Risks of parenting via technology tools
Children need to be given chances to make mistakes, to learn and develop good habits. Talking about issues, mistakes and missteps is important.
It may be easier to configure your router to limit screen time to 30-minutes per evening with a 7:30 bedtime than using parenting tips to set boundaries. But some children will jump to multiple screens and use up all their screen time on entertainment instead of doing their homework. So these tools only go so far.
Monitoring Your Child's school account
Every SLVUSD student has a google account under @slvusd.org with access to email (gmail), google docs, google classroom, hangouts and other google applications. Your child can give you his password or you can ask his teacher. You can do these things:
- Check your student's incoming and outgoing email for insensitive language (or bullying). (Students under 13 cannot send or receive email outside @slvusd.org.)
- Examine work your student has done on his google drive
- Look for current and missing assignments in active google classrooms she belongs to. You may also look at powerschool or schoolology depending on what your teacher(s) use.
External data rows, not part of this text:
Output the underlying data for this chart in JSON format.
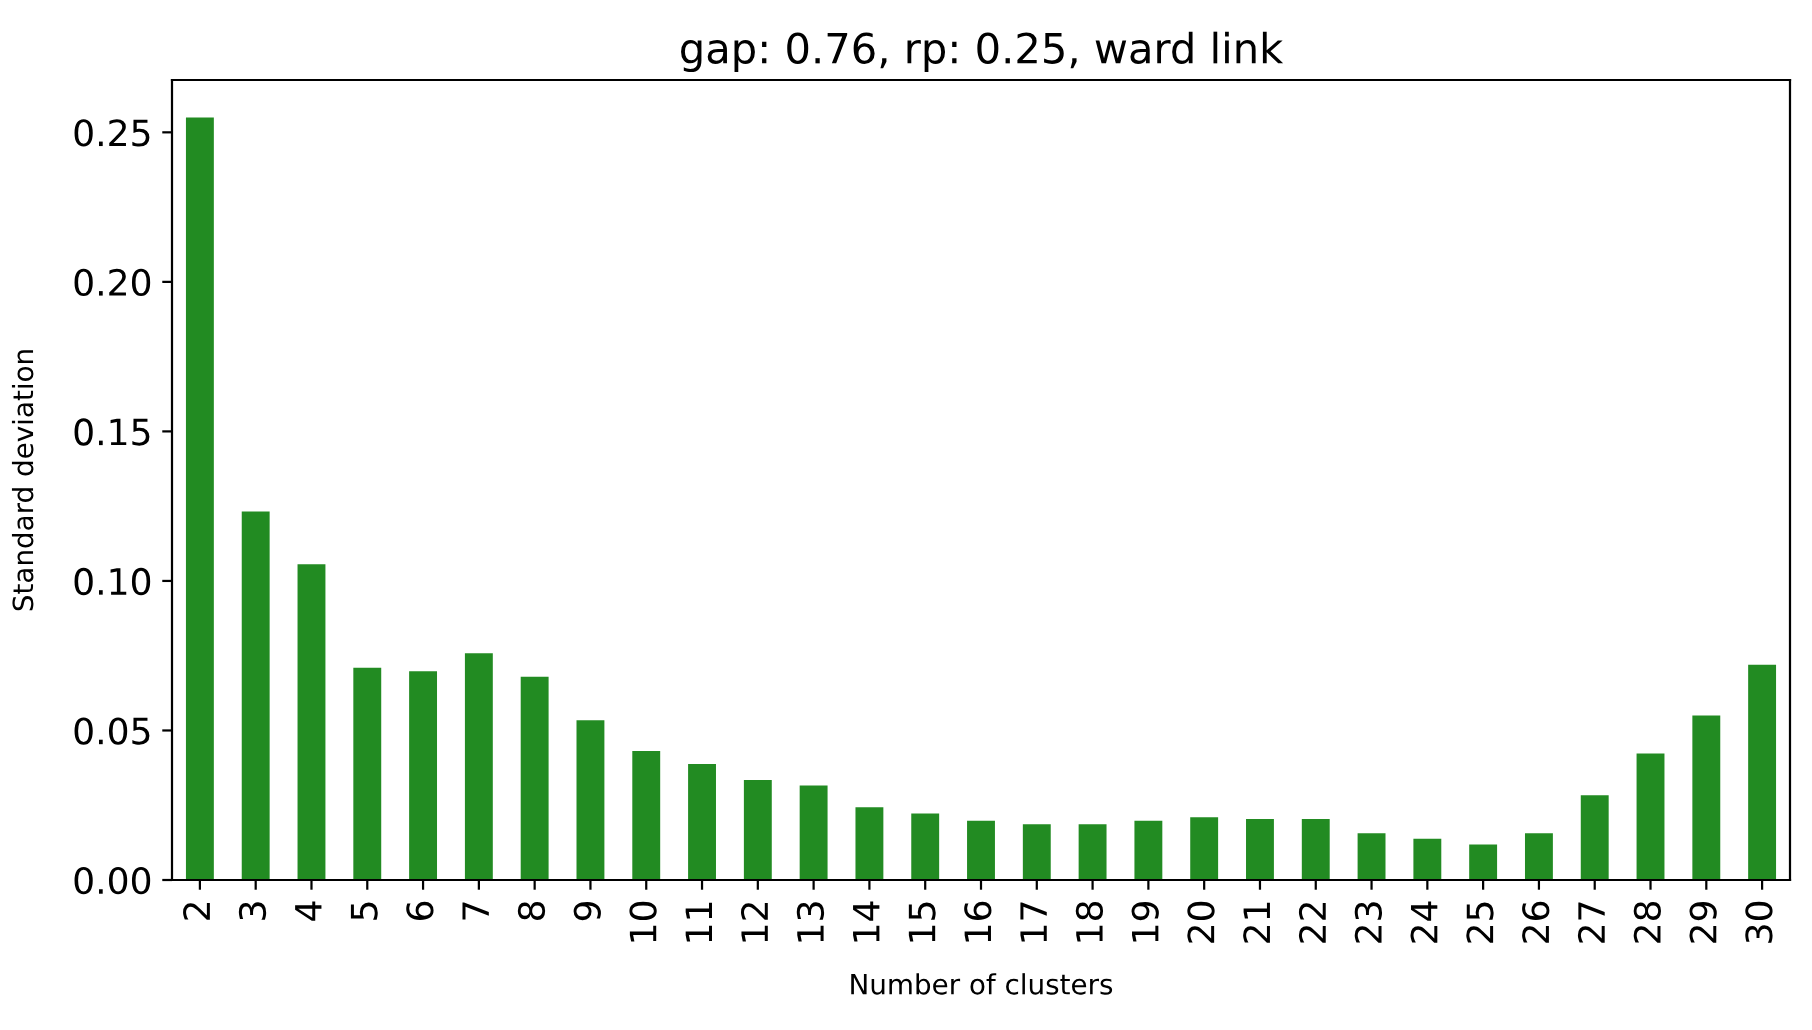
{
  "chart_data": {
    "type": "bar",
    "title": "gap: 0.76, rp: 0.25, ward link",
    "xlabel": "Number of clusters",
    "ylabel": "Standard deviation",
    "categories": [
      "2",
      "3",
      "4",
      "5",
      "6",
      "7",
      "8",
      "9",
      "10",
      "11",
      "12",
      "13",
      "14",
      "15",
      "16",
      "17",
      "18",
      "19",
      "20",
      "21",
      "22",
      "23",
      "24",
      "25",
      "26",
      "27",
      "28",
      "29",
      "30"
    ],
    "values": [
      0.255,
      0.1232,
      0.1056,
      0.071,
      0.0698,
      0.0758,
      0.068,
      0.0534,
      0.0431,
      0.0388,
      0.0334,
      0.0316,
      0.0243,
      0.0222,
      0.0198,
      0.0186,
      0.0186,
      0.0198,
      0.021,
      0.0204,
      0.0204,
      0.0156,
      0.0138,
      0.0119,
      0.0156,
      0.0283,
      0.0423,
      0.055,
      0.072
    ],
    "color": "#228b22",
    "ylim": [
      0,
      0.2675
    ],
    "yticks": [
      {
        "value": 0,
        "label": "0.00"
      },
      0.05,
      {
        "value": 0.1,
        "label": "0.10"
      },
      0.15,
      {
        "value": 0.2,
        "label": "0.20"
      },
      0.25
    ],
    "grid": false,
    "legend": false
  }
}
Share their Google Drive to check on work progress
If you have your own device like a smartphone, computer, or tablet, and a Google (Gmail) account, you can access your student’s Google Drive to look at the work they have been doing at school (including comments from teachers and peers). This also allows you to see them work in real time on documents and check their progress with homework. Simply have students share all their work folders with your Google account.
Check their Internet history if you suspect inappropriate use
Browsers keep a log of their Internet activity. If you suspect that your student has visited an inappropriate site, you can press Ctrl + H when the Chrome Browser is open to see the history. Students can clear their history, so an empty or limited history of browsing can often be cause for suspicion.
Turn off your home WiFi at appropriate times
(You can also "disable" your home wifi with Disney's circle - see below.)
Many Chromebook features require an Internet connection to function. When offline, the Chromebook can access the Google Docs office suite and quite a bit more with tech-savvy kids. Turning off your home WiFi at night can prevent late night YouTube sessions, or chatting with friends at inappropriate times and provide more time for other activities. Also, you may want to check to see if you have parental controls on your WiFi Access Point. Here are some useful links for setting up the Parental Controls on your Home Wifi Network:
Disabling Internet with Disney Circle
Disney's circle is a $100 device that filters and/or disables home Internet for specific devices. From a parent's cell phone, you can pause the Internet for the entire house or just for the set of devices your child uses. You can set bedtimes, time-limits and content filters. You can get some visibility into what your child is doing on the home internet.
For a subscription, circle can also monitor android and iOS devices when they are not on your home network. Support for chromebooks is not yet available.
See the circle website.
Screen Time and Digital Wellbeing
Both Apple and Google have tools to help us monitor our device usage. These tools are more about awareness than about control.
Controls can be used to limit some things, but they're awkward and not designed as parenting tools the way Disney's circle is.